Certainly these lacks are unintentional, just as was our failure at the parish to make our art inclusive. But if the Catholic Church in the United States is no longer to reflect the scandal of Sunday worship being the most segregated hour of the week, then we need to do more than make fine statements and celebrate Martin Luther King Jr. Day. We must change long-established attitudes and practices of exclusion that speak much louder than our words.
In Justice, Law and War (8/18), the Rev. Phillip Brown fails to shed much light on any word in the title. While asserting that war is not and cannot be just, Father Brown makes the inconsistent statement: Whether one thinks [emphasis added] the war in Iraq has been just or unjust. Pope John Paul II hardly suggested that we could consider this war just or that the situation left no alternative but war.

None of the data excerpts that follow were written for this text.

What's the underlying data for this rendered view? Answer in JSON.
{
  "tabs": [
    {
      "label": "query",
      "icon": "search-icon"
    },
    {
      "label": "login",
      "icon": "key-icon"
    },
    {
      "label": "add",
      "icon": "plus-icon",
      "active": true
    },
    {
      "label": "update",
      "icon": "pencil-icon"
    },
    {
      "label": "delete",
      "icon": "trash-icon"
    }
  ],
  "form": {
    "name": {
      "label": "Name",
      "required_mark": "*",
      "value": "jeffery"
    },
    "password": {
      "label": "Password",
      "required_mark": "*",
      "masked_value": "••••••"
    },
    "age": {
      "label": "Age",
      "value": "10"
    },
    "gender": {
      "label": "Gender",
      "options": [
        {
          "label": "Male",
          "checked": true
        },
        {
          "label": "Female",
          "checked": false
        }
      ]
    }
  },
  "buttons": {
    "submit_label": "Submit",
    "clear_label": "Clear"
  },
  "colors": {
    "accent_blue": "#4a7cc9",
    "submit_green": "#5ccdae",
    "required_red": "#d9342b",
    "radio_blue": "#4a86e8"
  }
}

Father Brown’s use of surgery as a metaphor for war suggests a superficial grasp of the horror and destruction of war, especially modern war, which is directed at civilians and brings harm to humans and the environment long after hostilities end. Agent Orange and weapons using depleted uranium are hardly surgical instruments. In fact, these tools of war come back to haunt those employed by the surgeon.
In Just Policing, Not War (7/7), in contrast, Gerald Schlabach, examines the real meaning of our just war tradition and what it requires of us. We would do well to examine what exhausting alternatives to war means. It is only from an ivory tower that one can hope that justice will resume after a war. We now see that a war does not end on schedule, despite proclamations to the contrary.
Patricia A. Keefe
St. Paul, Minn.
Since I was born a Brazilian, was raised a Catholic and am now an American citizen, I found Catholics and Protestants in Brazil (8/18), by Maria Celi Scalon and the Rev. Andrew M. Greeley, very interesting. But it seems to have overlooked an important turning point for the church in Brazili.e., the effects of liberation theology (Leonardo Boff, Paulo Cardinal Arns et al.) in the molding of Catholic opinion, especially under the military rulers of the period 1964-75.
In a country with one of the most unbalanced income distributions in the world, liberation theology’s preferential option for the poor, stressing social issues like land reform, is certainly academically correct. But it missed an essential point of the Brazilian people’s psychethe yearning for the supernatural, the hope for miracles, the pageant of the processions.
As the upper classes become more secularized, the poor are easy prey for evangelicals with their singing and television pastors. And of course the local alternative of the syncretic coupling of Catholic saints and African rites increased substantially as well.
Now that Brazil has elected, with a substantial majority, its first president of lower-class origin (his advisor in ethical matters is Frei Betto, a well-known liberation theologian), we must see if the detected trends continue.
Eduardo R. Silva
On behalf of the Catholic Relief Services staff around the world, I would like to thank you for your recent editorial, Catholic Relief Services (9/1), recognizing C.R.S.’s 60 years of work. We at C.R.S. always appreciate a pat on the back. Many of us in the agency regularly look to America for your perspective on the issues that matter so much to us; as long admirers of your good work, we were proud to read your praise of us.
Our mission to help those in need around the world, and to further connect American Catholics to their brothers and sisters overseas, compels us forward each new day. Your kind recognition offered us a moment to reflect upon and appreciate what we have achieved, and it inspires us to do more and to do it better.